Le 8 février 2011, M. A., inquiet de ne pas voir revenir son épouse qui devait conduire leurs petits-enfants à l'école puis repasser par le domicile de leur fille, décidait, en fin de matinée, d'aller à sa rencontre. A noter que depuis 15 ans, Mme A. était porteuse d'une prothèse valvulaire cardiaque ainsi que d'un stimulateur cardiaque. Arrivé à l'appartement où devait se rendre son épouse, il la découvre « inconsciente sur le canapé, respirant avec difficultés, de la salive s'écoulant de sa bouche ». Sachant qu'un cabinet médical se trouve à proximité du domicile de sa fille (environ 30 mètres), il s'y rend pour chercher secours. Pénétrant dans le bureau du médecin généraliste, il l'informe avoir trouvé son épouse dans un coma profond, au rez-de-chaussée de la maison voisine. Le médecin généraliste qui est en consultation lui aurait répondu que « ce n'était pas son affaire », qu'il fallait appeler les pompiers, et refermait sa porte. Le téléphone portable de M. A. étant en panne, c'est par l'intermédiaire d’un jeune homme rencontré dans la rue qu’il fait appeler les pompiers.

Ceux-ci, prévenus à 12h05, arrivent sur les lieux vers 12h14. Ils indiquent qu'à leur arrivée, « la dame était inconsciente, ne répondant pas aux stimuli ». Ils la placent sous oxygène et font appel au SAMU. Le médecin arrivé sur place indique dans son rapport que : « L'obnubilation de la patiente ayant nécessité l'intubation était probablement la résultante d'un bas-débit sur bradycardie jonctionnelle et/ou torsades de pointe. Deux épisodes de fibrillation ventriculaire avaient nécessité deux chocs électriques ».

Au décours, la patiente est transportée au centre hospitalier pour y être admise dans le service de réanimation. Au bout de 48 heures, elle est transférée dans le service de cardiologie de l'établissement qu'elle quitte le 15 mars, après la pose d'un nouveau stimulateur cardiaque. Apparemment, elle ne garde aucune séquelle de l'accident survenu le 8 février.
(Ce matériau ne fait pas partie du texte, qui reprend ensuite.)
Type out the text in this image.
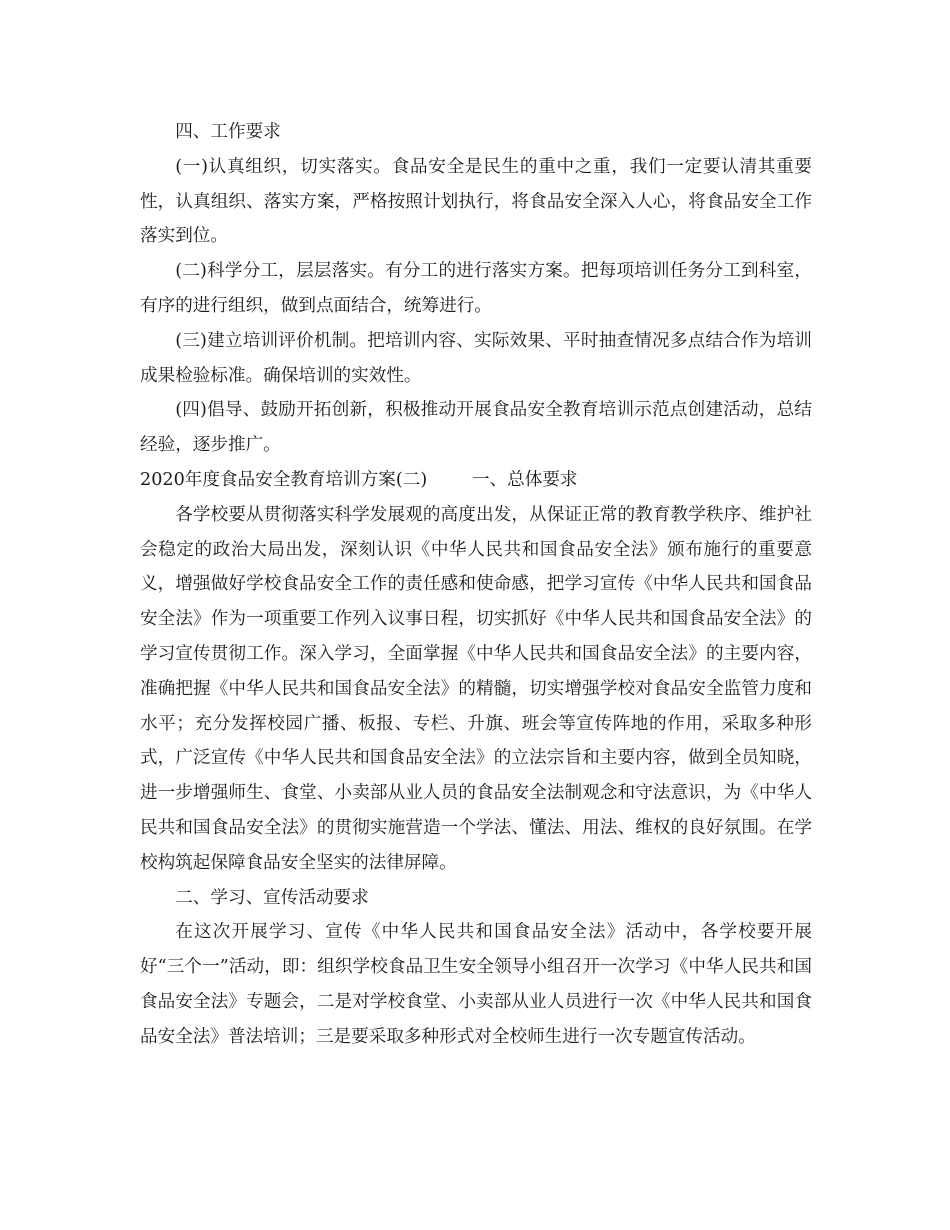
四、工作要求

(一)认真组织，切实落实。食品安全是民生的重中之重，我们一定要认清其重要性，认真组织、落实方案，严格按照计划执行，将食品安全深入人心，将食品安全工作落实到位。

(二)科学分工，层层落实。有分工的进行落实方案。把每项培训任务分工到科室，有序的进行组织，做到点面结合，统筹进行。

(三)建立培训评价机制。把培训内容、实际效果、平时抽查情况多点结合作为培训成果检验标准。确保培训的实效性。

(四)倡导、鼓励开拓创新，积极推动开展食品安全教育培训示范点创建活动，总结经验，逐步推广。

2020年度食品安全教育培训方案(二)        一、总体要求

各学校要从贯彻落实科学发展观的高度出发，从保证正常的教育教学秩序、维护社会稳定的政治大局出发，深刻认识《中华人民共和国食品安全法》颁布施行的重要意义，增强做好学校食品安全工作的责任感和使命感，把学习宣传《中华人民共和国食品安全法》作为一项重要工作列入议事日程，切实抓好《中华人民共和国食品安全法》的学习宣传贯彻工作。深入学习，全面掌握《中华人民共和国食品安全法》的主要内容，准确把握《中华人民共和国食品安全法》的精髓，切实增强学校对食品安全监管力度和水平；充分发挥校园广播、板报、专栏、升旗、班会等宣传阵地的作用，采取多种形式，广泛宣传《中华人民共和国食品安全法》的立法宗旨和主要内容，做到全员知晓，进一步增强师生、食堂、小卖部从业人员的食品安全法制观念和守法意识，为《中华人民共和国食品安全法》的贯彻实施营造一个学法、懂法、用法、维权的良好氛围。在学校构筑起保障食品安全坚实的法律屏障。

二、学习、宣传活动要求

在这次开展学习、宣传《中华人民共和国食品安全法》活动中，各学校要开展好“三个一”活动，即：组织学校食品卫生安全领导小组召开一次学习《中华人民共和国食品安全法》专题会，二是对学校食堂、小卖部从业人员进行一次《中华人民共和国食品安全法》普法培训；三是要采取多种形式对全校师生进行一次专题宣传活动。
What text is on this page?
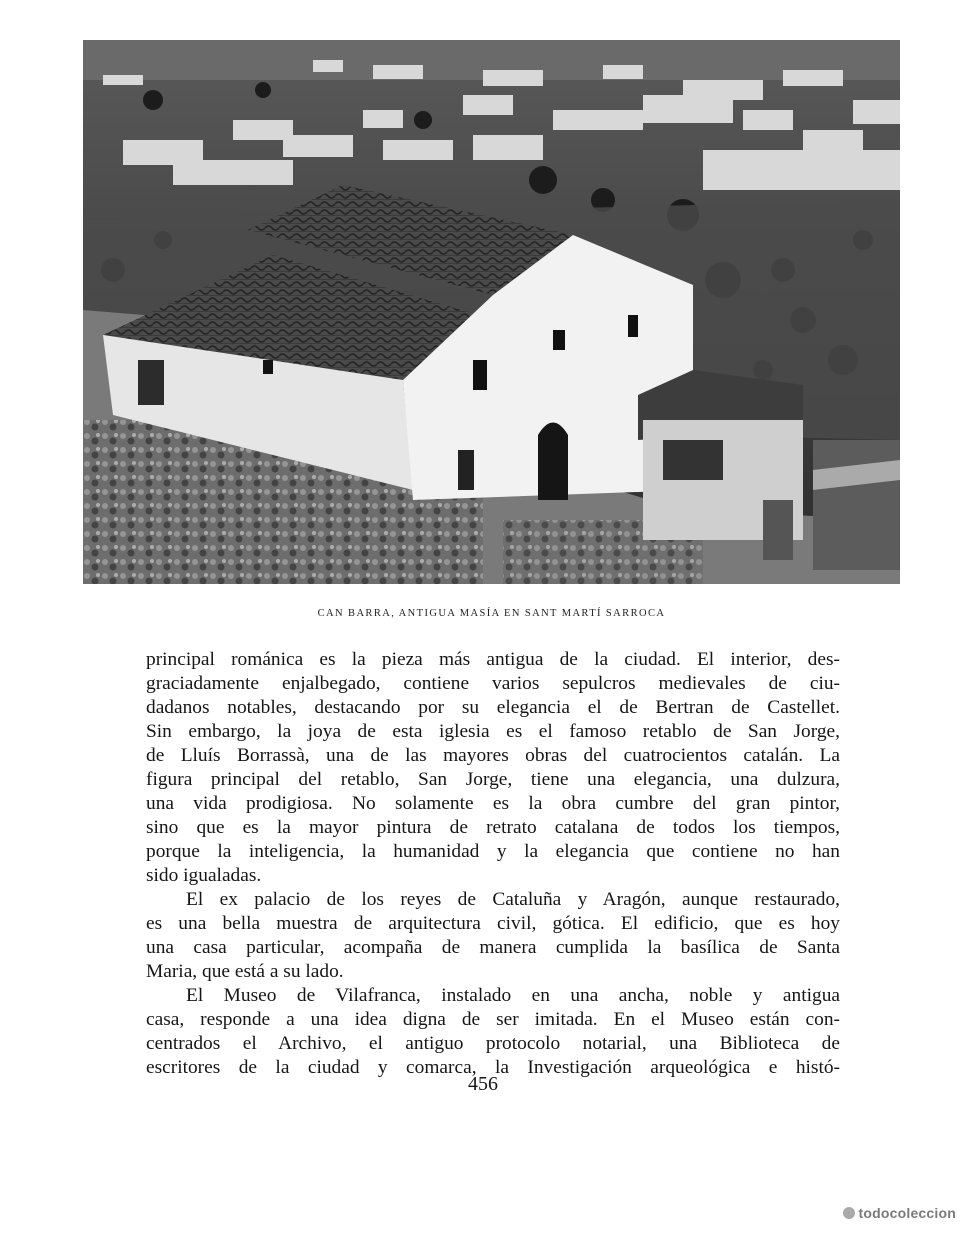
CAN BARRA, ANTIGUA MASÍA EN SANT MARTÍ SARROCA

principal románica es la pieza más antigua de la ciudad. El interior, des-
graciadamente enjalbegado, contiene varios sepulcros medievales de ciu-
dadanos notables, destacando por su elegancia el de Bertran de Castellet.
Sin embargo, la joya de esta iglesia es el famoso retablo de San Jorge,
de Lluís Borrassà, una de las mayores obras del cuatrocientos catalán. La
figura principal del retablo, San Jorge, tiene una elegancia, una dulzura,
una vida prodigiosa. No solamente es la obra cumbre del gran pintor,
sino que es la mayor pintura de retrato catalana de todos los tiempos,
porque la inteligencia, la humanidad y la elegancia que contiene no han
sido igualadas.

El ex palacio de los reyes de Cataluña y Aragón, aunque restaurado,
es una bella muestra de arquitectura civil, gótica. El edificio, que es hoy
una casa particular, acompaña de manera cumplida la basílica de Santa
Maria, que está a su lado.

El Museo de Vilafranca, instalado en una ancha, noble y antigua
casa, responde a una idea digna de ser imitada. En el Museo están con-
centrados el Archivo, el antiguo protocolo notarial, una Biblioteca de
escritores de la ciudad y comarca, la Investigación arqueológica e histó-

456
todocoleccion
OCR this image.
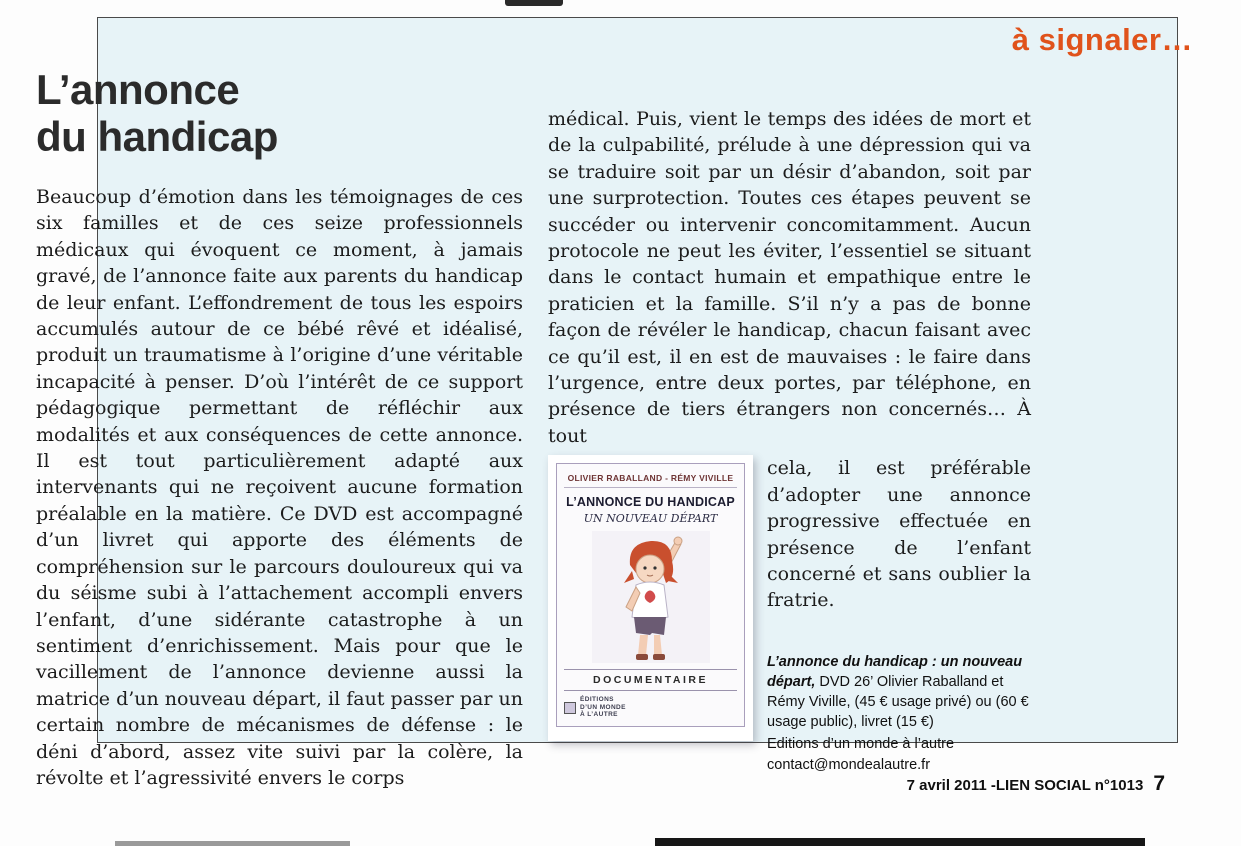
à signaler…
L’annonce
du handicap

Beaucoup d’émotion dans les témoignages de ces six familles et de ces seize professionnels médicaux qui évoquent ce moment, à jamais gravé, de l’annonce faite aux parents du handicap de leur enfant. L’effondrement de tous les espoirs accumulés autour de ce bébé rêvé et idéalisé, produit un traumatisme à l’origine d’une véritable incapacité à penser. D’où l’intérêt de ce support pédagogique permettant de réfléchir aux modalités et aux conséquences de cette annonce. Il est tout particulièrement adapté aux intervenants qui ne reçoivent aucune formation préalable en la matière. Ce DVD est accompagné d’un livret qui apporte des éléments de compréhension sur le parcours douloureux qui va du séisme subi à l’attachement accompli envers l’enfant, d’une sidérante catastrophe à un sentiment d’enrichissement. Mais pour que le vacillement de l’annonce devienne aussi la matrice d’un nouveau départ, il faut passer par un certain nombre de mécanismes de défense : le déni d’abord, assez vite suivi par la colère, la révolte et l’agressivité envers le corps

médical. Puis, vient le temps des idées de mort et de la culpabilité, prélude à une dépression qui va se traduire soit par un désir d’abandon, soit par une surprotection. Toutes ces étapes peuvent se succéder ou intervenir concomitamment. Aucun protocole ne peut les éviter, l’essentiel se situant dans le contact humain et empathique entre le praticien et la famille. S’il n’y a pas de bonne façon de révéler le handicap, chacun faisant avec ce qu’il est, il en est de mauvaises : le faire dans l’urgence, entre deux portes, par téléphone, en présence de tiers étrangers non concernés… À tout

OLIVIER RABALLAND - RÉMY VIVILLE
L’ANNONCE DU HANDICAP
UN NOUVEAU DÉPART
DOCUMENTAIRE
ÉDITIONS
D’UN MONDE
À L’AUTRE

cela, il est préférable d’adopter une annonce progressive effectuée en présence de l’enfant concerné et sans oublier la fratrie.

L’annonce du handicap : un nouveau départ, DVD 26’ Olivier Raballand et Rémy Viville, (45 € usage privé) ou (60 € usage public), livret (15 €)

Editions d’un monde à l’autre
contact@mondealautre.fr
7 avril 2011 - LIEN SOCIAL n°1013 7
Le 8 février 2011, deux heures après les faits, le fils de la patiente téléphone au médecin généraliste pour l'informer qu'il vient de déposer au commissariat une plainte pénale pour non-assistance à personne en danger à son encontre.

Le 25 février 2011, le mari de la patiente adresse au Président du Conseil départemental de l'Ordre des Médecins une plainte ordinale contre le médecin généraliste, lui reprochant son refus de se déplacer le 8 février pour prendre en charge son épouse.

Analyse

Télécharger l'exercice (pdf - 28.46 Ko)

  1. Lisez en détail le cas clinique.
  2. Oubliez quelques instants cette observation et rapportez-vous au tableau des barrières, identifiez les barrières de Qualité et sécurité que vous croyez importantes pour gérer, au plus prudent, ce type de situation clinique. Le nombre de barrières n’est pas limité.
  3. Interrogez le cas clinique avec les barrières que vous avez identifiées en 2 ; ont-elles tenu ?
  4. Analysez les causes profondes avec la méthode ALARM.

Décisions

Entendu le 22 février 2011 au commissariat de police, le médecin généraliste reconnaissait que : « [...] Le 8 février 2011,

  • il se trouvait en consultation dans son cabinet avec un patient, lorsque le mari de Mme A. avait frappé à sa porte en lui expliquant qu'il avait du mal à réveiller sa fille, [...] n'ayant pas précisément compris ni de qui, ni de quoi il s'agissait en raison de l'accent italien de M. A.
  • Etant en pleine consultation, il conseillait d'appeler le SAMU en composant le 15.
  • A la fin de sa consultation, dans le quart d'heure qui suivait, il constatait que les pompiers étaient sur les lieux et que, dès lors, sa présence était inutile (...) »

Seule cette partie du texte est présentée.